Philadelphia’s new data dashboard aims to revitalize troubled neighborhood
Philadelphia has published a new data dashboard, not just for transparency, but as an operational tool to coordinate efforts across agencies, such as combating the open-air drug trade in Kensington, a mostly low-income neighborhood that figures prominently in Mayor Cherelle Parker’s policy agenda.
The city’s Kensington dashboard, launched last month by the Office of Philly Stat 360, a 2024 initiative to improve city services, allows officials and residents to dig into the hyperlocal data of the neighborhood — including crime trends, fire incidents, service requests and outreach efforts. The project, which included direct input from residents, reflects a shift in how Philadelphia is using data to address complex issues.
City officials can, for instance, layer fire incident data with property ownership records to identify patterns tied to vacant or neglected buildings. Kristen Bray, Philly Stat 360’s director, said that particular analysis has already informed changes to enforcement strategies targeting property speculators whose holdings may contribute disproportionately to neighborhood instability.
“One of the things that we have seen in this community is that we have a bunch of property speculators who are buying up properties and leaving them vacant. There is a problem with the population as living unhoused on the streets, because they are using [drugs] openly in the community,” Bray explained in an interview. “They go into those locations and they start to set fires, be it in the vacant property or into in certain barrels on the street themselves, allowing us to track where those fire incidences happen.”
In a 2022 report, the Department of Justice dubbed Kensington “one of the largest illicit drug areas in the country,” and cited several factors, including city management and attempts at mitigation, including increased police presence and stricter enforcement policies, that led to increased reports of drug activity and criminal behavior in the area.
Last year, one year after she was elected mayor, Parker declared a public safety emergency to “permanently shut down all pervasive open-air drug markets,” and called for a 100-day plan to address the conditions that allow this criminal activities to thrive in Kensington.
Bray said the dashboard builds off Parker’s previous initiatives to revitalize the neighborhood, including establishing a 24/7 incident command center and a Kensington Neighborhood Wellness Court, an initiative that offers people facing misdemeanor charges associated with public drug-use services like same-day physical and behavioral health assessments. The city began also more tightly regulating mobile services, such as food distributors and mobile medical care.
“This was created as part of Mayor Parker’s vision to give individuals a government they can see, touch and feel,” Bray said. “We are mapping those issues so residents can see the same things city leaders are seeing in real time.”

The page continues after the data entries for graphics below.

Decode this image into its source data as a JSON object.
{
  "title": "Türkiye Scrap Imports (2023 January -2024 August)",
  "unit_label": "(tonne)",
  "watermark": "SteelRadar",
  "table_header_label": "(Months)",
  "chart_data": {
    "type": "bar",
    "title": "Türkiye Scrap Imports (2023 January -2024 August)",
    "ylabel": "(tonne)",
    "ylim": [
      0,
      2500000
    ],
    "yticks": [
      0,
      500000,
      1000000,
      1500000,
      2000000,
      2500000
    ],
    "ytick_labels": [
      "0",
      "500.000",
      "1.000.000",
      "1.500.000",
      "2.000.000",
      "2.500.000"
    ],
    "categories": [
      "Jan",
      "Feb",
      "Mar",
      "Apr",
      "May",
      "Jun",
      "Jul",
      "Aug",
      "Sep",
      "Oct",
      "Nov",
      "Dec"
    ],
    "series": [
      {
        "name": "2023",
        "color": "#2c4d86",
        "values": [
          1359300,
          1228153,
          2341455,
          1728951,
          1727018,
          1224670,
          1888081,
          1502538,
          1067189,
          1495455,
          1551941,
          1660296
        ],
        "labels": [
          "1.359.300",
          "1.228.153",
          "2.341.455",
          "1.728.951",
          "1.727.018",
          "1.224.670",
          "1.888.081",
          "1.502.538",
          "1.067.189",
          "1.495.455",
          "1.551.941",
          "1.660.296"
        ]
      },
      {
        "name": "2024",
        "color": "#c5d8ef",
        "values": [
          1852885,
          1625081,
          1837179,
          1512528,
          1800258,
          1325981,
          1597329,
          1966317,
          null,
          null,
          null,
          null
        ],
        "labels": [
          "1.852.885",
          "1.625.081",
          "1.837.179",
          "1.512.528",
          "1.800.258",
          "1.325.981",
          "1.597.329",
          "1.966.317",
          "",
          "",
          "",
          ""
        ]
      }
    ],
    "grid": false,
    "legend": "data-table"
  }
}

The Kensington dashboard is organized into four categories — community, public safety, quality of life and wellness — with much of the data pulled directly from agency systems, including police, behavioral health, licensing and inspections, and streets. Bray said the city connected those systems through a centralized data layer that is frequently updated, but that also ensures privacy protections and that the data is validated.
“Real time accountability is incredibly important, because if you don’t know what’s going on in the background in real time, you can’t fix it,” Bray said.
She said her office formally began planning the dashboard last year following a series of meetings with the community, which she said helped shape what appears on the platform: The office “started to discover things that were much more important to the community than maybe what government initially thought.”
City leaders initially prioritized enforcement metrics tied to Kensington’s widely publicized open-air drug market, but residents pushed for broader visibility into neighborhood resources and community activity. As a result, the dashboard includes features like a shared events hub for local organizations, for residents who wanted better coordination across community groups, alongside more traditional government metrics.
“This is not solely a police problem, you can’t arrest your way out of it,” Bray said. “There is a number of different factors that go on in every community that lead to a sense of disorder, and if you’re not bringing every city resource to the table to try to solve that disorder and improve it, you’ll never be able to solve complex issues like what is happening in this community.”
The dashboard also incorporates Philadelphia’s 311 service data, which tracks how quickly agencies respond to resident complaints in Kensington, including whether departments meet established service-level agreements, a metric that Bray acknowledged can expose underperformance: “For example, if I call in a dangerous building, I believe the SLA is the department is going to respond within five days. If they did not do that, then we would know that they closed that service department request late.”
She said the office’s long-term goal is to create a network of interoperable dashboards that both reflect neighborhood-specific needs and contribute to a citywide view of operations: “We believe the public should have a voice in shaping which neighborhoods are prioritized next, just as community input was a primary driver in determining what data was featured in the Kensington Dashboard — gathering that input will be a key step before any formal expansion decisions are made.”